Immunophenotypic characterization of human urine–derived cells (USCs). The results of flow cytometric analysis showed that USCs of Passage 3 were positive for CD90 and CD44 (more than 85% expression rate). However, only 3.7% USCs were positive for CD29, and the cells cultured were negative for CD34, CD45 and CD73 (less than 1% expression rate). The expression of every surface antigen is shown together with their corresponding isotype control. PE = phycoerythrin; FITC = fluorescein isothiocyanate.

Discussion

Urine, which could be collected noninvasively, seems to be an attractive available cell source for cell therapy. However, specific cell types in urine and an optimized culture protocol of urine-derived progenitor cells have not been well documented. To this end, this study was undertaken to study cell types in urine and develop a simplified and optimized culture protocol for urine-derived progenitor cells.

Consistent with previous studies, urine-derived cells express pluripotency markers at considerable levels, which may reduce the barrier to the generation of completely reprogrammed pluripotent cells. Therefore, urine has been considered a preferred source for generating induced pluripotent stem cells [14], [15], [16]. Furthermore, urinary induced pluripotent stem cells from urine samples of patients can also be used for disease modelling to study pathologic mechanisms and drug screening for rare genetic diseases [17], [18], [19], [20].

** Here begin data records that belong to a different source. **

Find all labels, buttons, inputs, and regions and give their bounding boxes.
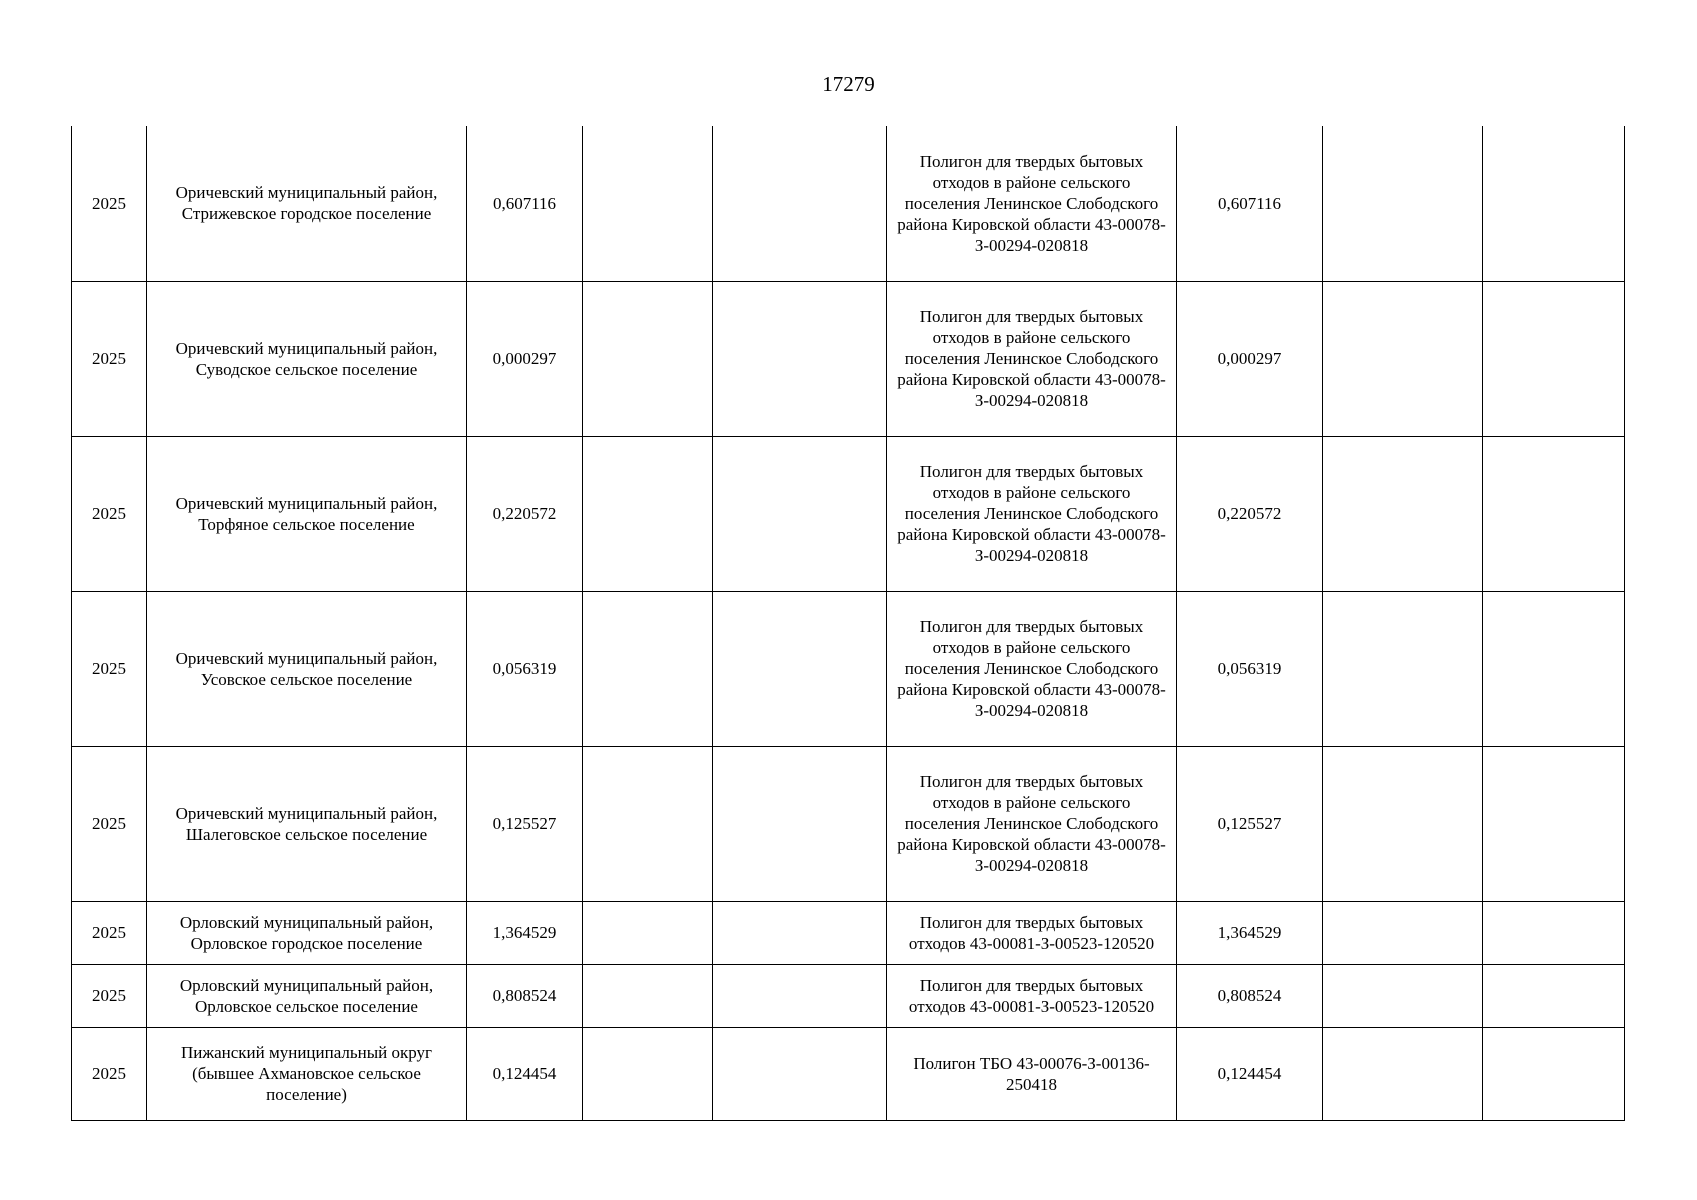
facility-cell: Полигон для твердых бытовых отходов в районе сельского поселения Ленинское Слободского района Кировской области 43-00078-З-00294-020818 xyxy=(887,746,1177,901)
table-row xyxy=(72,281,1625,436)
amount-cell: 0,124454 xyxy=(467,1027,583,1120)
facility-cell: Полигон для твердых бытовых отходов в районе сельского поселения Ленинское Слободского района Кировской области 43-00078-З-00294-020818 xyxy=(887,126,1177,281)
empty-cell xyxy=(1483,281,1625,436)
empty-cell xyxy=(583,901,713,964)
year-cell: 2025 xyxy=(72,591,147,746)
empty-cell xyxy=(1323,1027,1483,1120)
empty-cell xyxy=(1323,436,1483,591)
amount-cell: 1,364529 xyxy=(467,901,583,964)
empty-cell xyxy=(583,126,713,281)
empty-cell xyxy=(1483,591,1625,746)
empty-cell xyxy=(713,964,887,1027)
amount-cell: 0,000297 xyxy=(467,281,583,436)
empty-cell xyxy=(713,436,887,591)
empty-cell xyxy=(1483,126,1625,281)
facility-cell: Полигон ТБО 43-00076-З-00136-250418 xyxy=(887,1027,1177,1120)
empty-cell xyxy=(1483,436,1625,591)
empty-cell xyxy=(1483,1027,1625,1120)
empty-cell xyxy=(713,281,887,436)
table-row xyxy=(72,746,1625,901)
year-cell: 2025 xyxy=(72,964,147,1027)
table-row xyxy=(72,964,1625,1027)
municipality-cell: Орловский муниципальный район, Орловское сельское поселение xyxy=(147,964,467,1027)
page-number: 17279 xyxy=(822,72,875,96)
amount2-cell: 0,125527 xyxy=(1177,746,1323,901)
amount2-cell: 0,607116 xyxy=(1177,126,1323,281)
amount2-cell: 1,364529 xyxy=(1177,901,1323,964)
empty-cell xyxy=(1483,901,1625,964)
year-cell: 2025 xyxy=(72,126,147,281)
empty-cell xyxy=(713,746,887,901)
municipality-cell: Оричевский муниципальный район, Шалеговское сельское поселение xyxy=(147,746,467,901)
table-row xyxy=(72,436,1625,591)
facility-cell: Полигон для твердых бытовых отходов в районе сельского поселения Ленинское Слободского района Кировской области 43-00078-З-00294-020818 xyxy=(887,591,1177,746)
facility-cell: Полигон для твердых бытовых отходов в районе сельского поселения Ленинское Слободского района Кировской области 43-00078-З-00294-020818 xyxy=(887,436,1177,591)
municipality-cell: Оричевский муниципальный район, Торфяное сельское поселение xyxy=(147,436,467,591)
facility-cell: Полигон для твердых бытовых отходов 43-00081-З-00523-120520 xyxy=(887,901,1177,964)
empty-cell xyxy=(713,901,887,964)
year-cell: 2025 xyxy=(72,746,147,901)
empty-cell xyxy=(1323,964,1483,1027)
municipality-cell: Оричевский муниципальный район, Суводское сельское поселение xyxy=(147,281,467,436)
year-cell: 2025 xyxy=(72,1027,147,1120)
empty-cell xyxy=(1483,746,1625,901)
municipality-cell: Орловский муниципальный район, Орловское городское поселение xyxy=(147,901,467,964)
amount-cell: 0,607116 xyxy=(467,126,583,281)
amount-cell: 0,808524 xyxy=(467,964,583,1027)
table-row xyxy=(72,901,1625,964)
amount2-cell: 0,056319 xyxy=(1177,591,1323,746)
year-cell: 2025 xyxy=(72,901,147,964)
amount-cell: 0,220572 xyxy=(467,436,583,591)
empty-cell xyxy=(1323,281,1483,436)
empty-cell xyxy=(713,126,887,281)
table-row xyxy=(72,1027,1625,1120)
empty-cell xyxy=(583,436,713,591)
facility-cell: Полигон для твердых бытовых отходов 43-00081-З-00523-120520 xyxy=(887,964,1177,1027)
empty-cell xyxy=(583,591,713,746)
empty-cell xyxy=(1323,126,1483,281)
empty-cell xyxy=(583,1027,713,1120)
table-row xyxy=(72,591,1625,746)
amount2-cell: 0,808524 xyxy=(1177,964,1323,1027)
table-row xyxy=(72,126,1625,281)
empty-cell xyxy=(1323,591,1483,746)
waste-table xyxy=(71,126,1625,1121)
empty-cell xyxy=(1323,901,1483,964)
municipality-cell: Пижанский муниципальный округ (бывшее Ахмановское сельское поселение) xyxy=(147,1027,467,1120)
year-cell: 2025 xyxy=(72,281,147,436)
year-cell: 2025 xyxy=(72,436,147,591)
empty-cell xyxy=(713,1027,887,1120)
empty-cell xyxy=(1483,964,1625,1027)
amount2-cell: 0,220572 xyxy=(1177,436,1323,591)
empty-cell xyxy=(583,281,713,436)
amount-cell: 0,056319 xyxy=(467,591,583,746)
empty-cell xyxy=(1323,746,1483,901)
amount2-cell: 0,124454 xyxy=(1177,1027,1323,1120)
empty-cell xyxy=(583,964,713,1027)
empty-cell xyxy=(583,746,713,901)
amount2-cell: 0,000297 xyxy=(1177,281,1323,436)
empty-cell xyxy=(713,591,887,746)
municipality-cell: Оричевский муниципальный район, Усовское сельское поселение xyxy=(147,591,467,746)
amount-cell: 0,125527 xyxy=(467,746,583,901)
facility-cell: Полигон для твердых бытовых отходов в районе сельского поселения Ленинское Слободского района Кировской области 43-00078-З-00294-020818 xyxy=(887,281,1177,436)
municipality-cell: Оричевский муниципальный район, Стрижевское городское поселение xyxy=(147,126,467,281)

In addition, USCs collected from human urine share the expression of some traditional MSC-surface markers, such as CD90 and CD44. On the other hand, however, there are some differences between the generally defined MSCs from the bone marrow and USCs in immunophenotype. In addition, in this study, the selectively enriched cells isolated from human urine were negative for CD73, a traditional MSC-specific surface antigen, which is not consistent with a previous study [5]. The difference in immunophenotype between USCs and generally defined MSCs or different USC subpopulations may be attributed to cell source–specific features between different tissue-derived adult stem cells and cell heterogeneity of USCs [21], [22].

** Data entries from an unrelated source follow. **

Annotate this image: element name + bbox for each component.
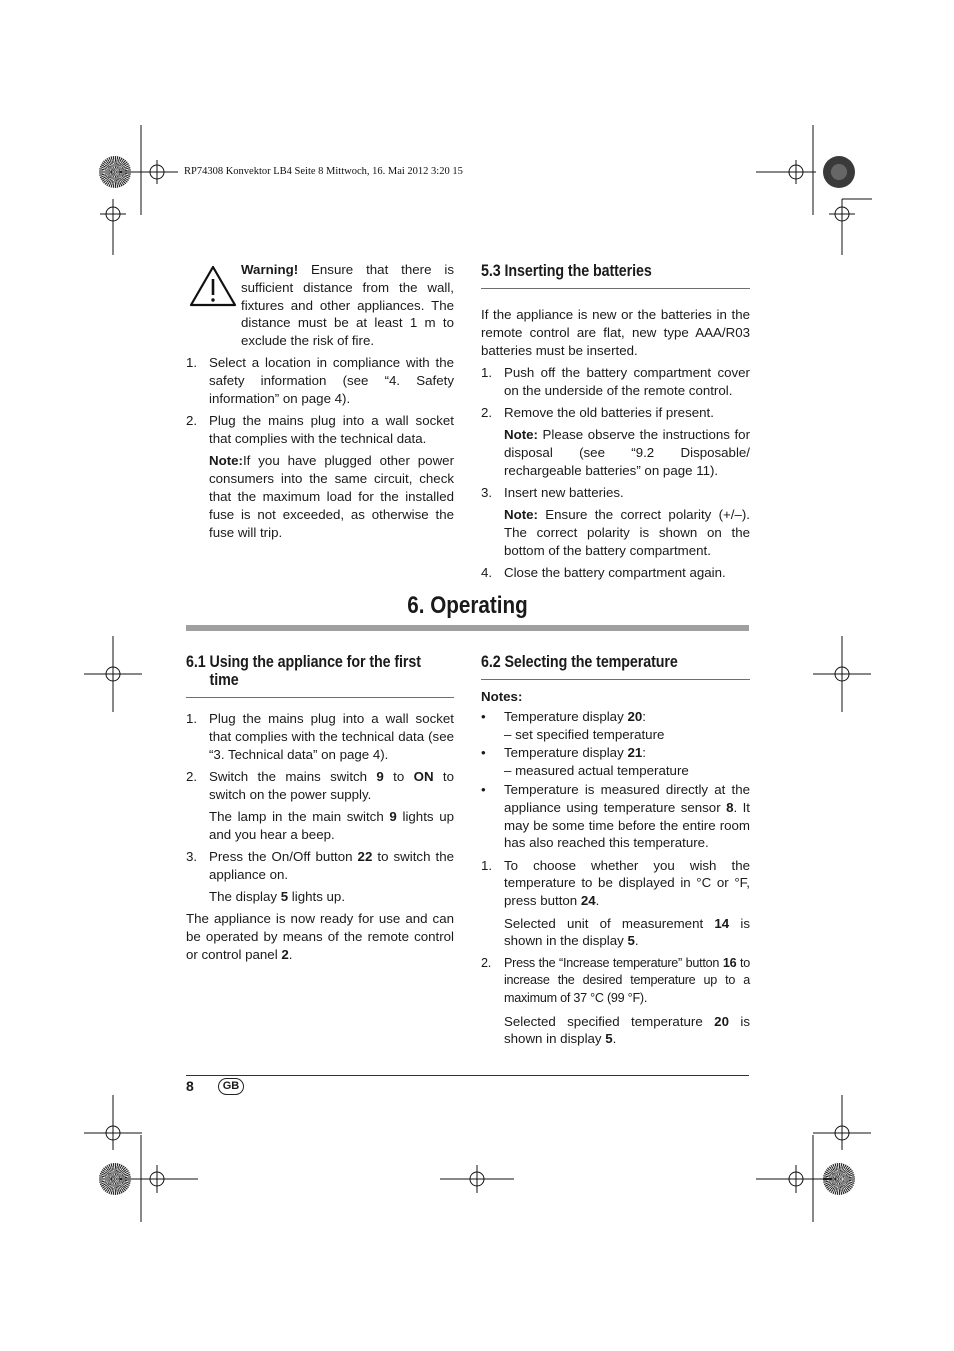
list-item: 4. Close the battery compartment again.: [481, 565, 726, 581]
list-item: • Temperature display 20: – set specified temperature: [481, 708, 665, 742]
language-badge: GB: [218, 1078, 244, 1095]
ready-paragraph: The appliance is now ready for use and can be operated by means of the remote control or control panel 2.: [186, 911, 454, 963]
list-item: 3. Press the On/Off button 22 to switch the appliance on.: [186, 849, 454, 882]
list-item: 1. Plug the mains plug into a wall socket that complies with the technical data (see “3. Technical data” on page 4).: [186, 711, 454, 762]
footer-rule: [186, 1075, 749, 1076]
display-info: The display 5 lights up.: [209, 889, 346, 905]
fuse-note: Note:If you have plugged other power consumers into the same circuit, check that the maximum load for the installed fuse is not exceeded, as otherwise the fuse will trip.: [209, 453, 454, 540]
first-use-steps: [186, 710, 454, 803]
list-item: 2. Press the “Increase temperature” button 16 to increase the desired temperature up to a maximum of 37 °C (99 °F).: [481, 955, 750, 1006]
list-item: 3. Insert new batteries.: [481, 485, 624, 501]
warning-paragraph: [186, 261, 454, 350]
location-steps: [186, 354, 454, 447]
lamp-info: The lamp in the main switch 9 lights up and you hear a beep.: [209, 808, 454, 842]
list-item: 1. Select a location in compliance with the safety information (see “4. Safety information” on page 4).: [186, 355, 454, 407]
list-item: 1. Push off the battery compartment cover on the underside of the remote control.: [481, 364, 750, 398]
temperature-steps: [481, 857, 750, 910]
disposal-note: Note: Please observe the instructions for disposal (see “9.2 Disposable/ rechargeable batteries” on page 11).: [504, 427, 750, 478]
battery-steps: [481, 364, 750, 422]
heading-first-use: 6.1 Using the appliance for the first time: [186, 652, 421, 689]
page-number: 8: [186, 1078, 194, 1094]
heading-first-use-wrap: [186, 653, 454, 698]
heading-batteries-wrap: [481, 262, 750, 289]
batteries-intro: If the appliance is new or the batteries in the remote control are flat, new type AAA/R03 batteries must be inserted.: [481, 307, 750, 358]
list-item: 2. Remove the old batteries if present.: [481, 404, 714, 420]
specified-temp-info: Selected specified temperature 20 is shown in display 5.: [504, 1013, 750, 1047]
warning-text: Ensure that there is sufficient distance from the wall, fixtures and other appliances. The distance must be at least 1 m to exclude the risk of fire.: [241, 262, 454, 349]
unit-info: Selected unit of measurement 14 is shown in the display 5.: [504, 915, 750, 949]
list-item: 1. To choose whether you wish the temperature to be displayed in °C or °F, press button 24.: [481, 857, 750, 909]
section-divider: [186, 625, 749, 631]
notes-list: [481, 708, 750, 852]
heading-temperature: 6.2 Selecting the temperature: [481, 652, 678, 671]
heading-temperature-wrap: [481, 653, 750, 680]
list-item: • Temperature is measured directly at the appliance using temperature sensor 8. It may be some time before the entire room has also reached this temperature.: [481, 781, 750, 851]
list-item: • Temperature display 21: – measured actual temperature: [481, 745, 689, 779]
section-title: 6. Operating: [407, 592, 528, 619]
left-bottom-column: [186, 653, 454, 968]
right-bottom-column: [481, 653, 750, 1053]
left-top-column: [186, 261, 454, 546]
warning-label: Warning!: [241, 262, 299, 277]
polarity-note: Note: Ensure the correct polarity (+/–). The correct polarity is shown on the bottom of the battery compartment.: [504, 507, 750, 559]
print-slug: RP74308 Konvektor LB4 Seite 8 Mittwoch, 16. Mai 2012 3:20 15: [184, 166, 463, 177]
notes-label: Notes:: [481, 689, 523, 704]
list-item: 2. Plug the mains plug into a wall socket that complies with the technical data.: [186, 413, 454, 447]
heading-batteries: 5.3 Inserting the batteries: [481, 261, 652, 280]
right-top-column: [481, 262, 750, 587]
list-item: 2. Switch the mains switch 9 to ON to switch on the power supply.: [186, 768, 454, 802]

To conclude, our results indicate that MSC-like cell population exists in human urine and can be expanded rapidly in culture using this protocol. One of the urine-derived cell types display a fibroblast-like morphology, express some mesenchymal surface markers and embryonic markers and have the potential to multidifferentiate into osteoblasts, adipocytes and chondrocytes under appropriate induction conditions. This study provides an alternative protocol for selective expansion of a USC subpopulation. Urine-derived progenitor cells may serve as a cell bank for tissue engineering and cell therapy.

Conflicts of interest

No competing financial interests exist.